Augenblicklich wurde es still. "Geht doch.", sagte ich zufrieden und schaute wieder zum Fenster hinaus. Endlich herrschte Ruhe, wobei ich glaubte das diese nicht lange anhalten würde. Doch dann würde ich sie wieder zurecht weißen, da sie sich wirklich aufführten wie Kleinkinder.
Die Sicht wurde inzwischen nicht mehr von Bäumen versperrt und ich hielt Ausschau nach der Familie, nach der wir suchten. Auf einem Hügel entdeckte ich schließlich einen Unterstand und konnte trotz der schlechten  Sicht durch den starken Regen drei Personen ausmachen, die sich darunter vor dem Unwetter ein wenig in Sicherheit gebracht hatten.
"Da oben sind sie!", teilte ich meinen Mitfahrern sofort mit. "Du hast recht.", stimmte Hans mir zu und hielt wenige Meter weiter an. Wir stiegen aus, Martin und Hans rannten mit einem Kollegen hinauf zu der kleinen Familie. Ich blieb erstmal mit zwei anderen zurück, denn alle mussten wir nicht dort hinauf um sie zu holen. Der Regen hatte mich innerhalb von Sekunden durchnässt und durch den Wind wurde die Kapuze immer wieder von meinem Kopf geweht.
"Kommen sie schnell, rein ins Auto!", kommandierte Hans die zwei Erwachsenen. Martin trug einen Jungen auf dem Arm, der ziemlich aufgelöst aussah. "Mein Rucksack!", rief er und die Mutter reagierte sofort. "Ich hol ihn!", meinte sie und rannte wieder Richtung Unterstand. "Nein, bleiben sie hier!", befahl Martin ihr.

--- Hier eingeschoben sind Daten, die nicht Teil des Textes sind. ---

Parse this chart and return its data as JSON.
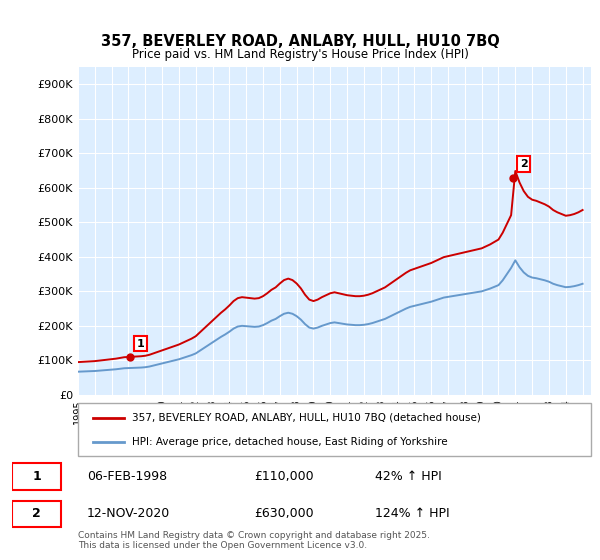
{
  "title": "357, BEVERLEY ROAD, ANLABY, HULL, HU10 7BQ",
  "subtitle": "Price paid vs. HM Land Registry's House Price Index (HPI)",
  "yticks": [
    0,
    100000,
    200000,
    300000,
    400000,
    500000,
    600000,
    700000,
    800000,
    900000
  ],
  "ytick_labels": [
    "£0",
    "£100K",
    "£200K",
    "£300K",
    "£400K",
    "£500K",
    "£600K",
    "£700K",
    "£800K",
    "£900K"
  ],
  "ylim": [
    0,
    950000
  ],
  "xlim_start": 1995,
  "xlim_end": 2025.5,
  "property_color": "#cc0000",
  "hpi_color": "#6699cc",
  "background_color": "#ddeeff",
  "grid_color": "#ffffff",
  "annotation1_date": "06-FEB-1998",
  "annotation1_price": "£110,000",
  "annotation1_hpi": "42% ↑ HPI",
  "annotation2_date": "12-NOV-2020",
  "annotation2_price": "£630,000",
  "annotation2_hpi": "124% ↑ HPI",
  "legend_property": "357, BEVERLEY ROAD, ANLABY, HULL, HU10 7BQ (detached house)",
  "legend_hpi": "HPI: Average price, detached house, East Riding of Yorkshire",
  "footer": "Contains HM Land Registry data © Crown copyright and database right 2025.\nThis data is licensed under the Open Government Licence v3.0.",
  "hpi_years": [
    1995.0,
    1995.25,
    1995.5,
    1995.75,
    1996.0,
    1996.25,
    1996.5,
    1996.75,
    1997.0,
    1997.25,
    1997.5,
    1997.75,
    1998.0,
    1998.25,
    1998.5,
    1998.75,
    1999.0,
    1999.25,
    1999.5,
    1999.75,
    2000.0,
    2000.25,
    2000.5,
    2000.75,
    2001.0,
    2001.25,
    2001.5,
    2001.75,
    2002.0,
    2002.25,
    2002.5,
    2002.75,
    2003.0,
    2003.25,
    2003.5,
    2003.75,
    2004.0,
    2004.25,
    2004.5,
    2004.75,
    2005.0,
    2005.25,
    2005.5,
    2005.75,
    2006.0,
    2006.25,
    2006.5,
    2006.75,
    2007.0,
    2007.25,
    2007.5,
    2007.75,
    2008.0,
    2008.25,
    2008.5,
    2008.75,
    2009.0,
    2009.25,
    2009.5,
    2009.75,
    2010.0,
    2010.25,
    2010.5,
    2010.75,
    2011.0,
    2011.25,
    2011.5,
    2011.75,
    2012.0,
    2012.25,
    2012.5,
    2012.75,
    2013.0,
    2013.25,
    2013.5,
    2013.75,
    2014.0,
    2014.25,
    2014.5,
    2014.75,
    2015.0,
    2015.25,
    2015.5,
    2015.75,
    2016.0,
    2016.25,
    2016.5,
    2016.75,
    2017.0,
    2017.25,
    2017.5,
    2017.75,
    2018.0,
    2018.25,
    2018.5,
    2018.75,
    2019.0,
    2019.25,
    2019.5,
    2019.75,
    2020.0,
    2020.25,
    2020.5,
    2020.75,
    2021.0,
    2021.25,
    2021.5,
    2021.75,
    2022.0,
    2022.25,
    2022.5,
    2022.75,
    2023.0,
    2023.25,
    2023.5,
    2023.75,
    2024.0,
    2024.25,
    2024.5,
    2024.75,
    2025.0
  ],
  "hpi_values": [
    67000,
    67500,
    68000,
    68500,
    69000,
    70000,
    71000,
    72000,
    73000,
    74000,
    75500,
    77000,
    77500,
    78000,
    78500,
    79000,
    80000,
    82000,
    85000,
    88000,
    91000,
    94000,
    97000,
    100000,
    103000,
    107000,
    111000,
    115000,
    120000,
    128000,
    136000,
    144000,
    152000,
    160000,
    168000,
    175000,
    183000,
    192000,
    198000,
    200000,
    199000,
    198000,
    197000,
    198000,
    202000,
    208000,
    215000,
    220000,
    228000,
    235000,
    238000,
    235000,
    228000,
    218000,
    205000,
    195000,
    192000,
    195000,
    200000,
    204000,
    208000,
    210000,
    208000,
    206000,
    204000,
    203000,
    202000,
    202000,
    203000,
    205000,
    208000,
    212000,
    216000,
    220000,
    226000,
    232000,
    238000,
    244000,
    250000,
    255000,
    258000,
    261000,
    264000,
    267000,
    270000,
    274000,
    278000,
    282000,
    284000,
    286000,
    288000,
    290000,
    292000,
    294000,
    296000,
    298000,
    300000,
    304000,
    308000,
    313000,
    318000,
    332000,
    350000,
    368000,
    390000,
    370000,
    355000,
    345000,
    340000,
    338000,
    335000,
    332000,
    328000,
    322000,
    318000,
    315000,
    312000,
    313000,
    315000,
    318000,
    322000
  ],
  "sale1_year": 1998.1,
  "sale1_val": 110000,
  "sale2_year": 2020.87,
  "sale2_val": 630000
}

Dann ließ er den Jungen runter und folgte der Frau, da sie nicht hörte.
"Martin, komm zurück!", riefen Hans und ich gleichzeitig.
Genau in diesem Augenblick schlug ein Blitz ein und die Frau, aber auch Martin, fielen zu Boden.
Wir anderen gingen reflexartig in Deckung.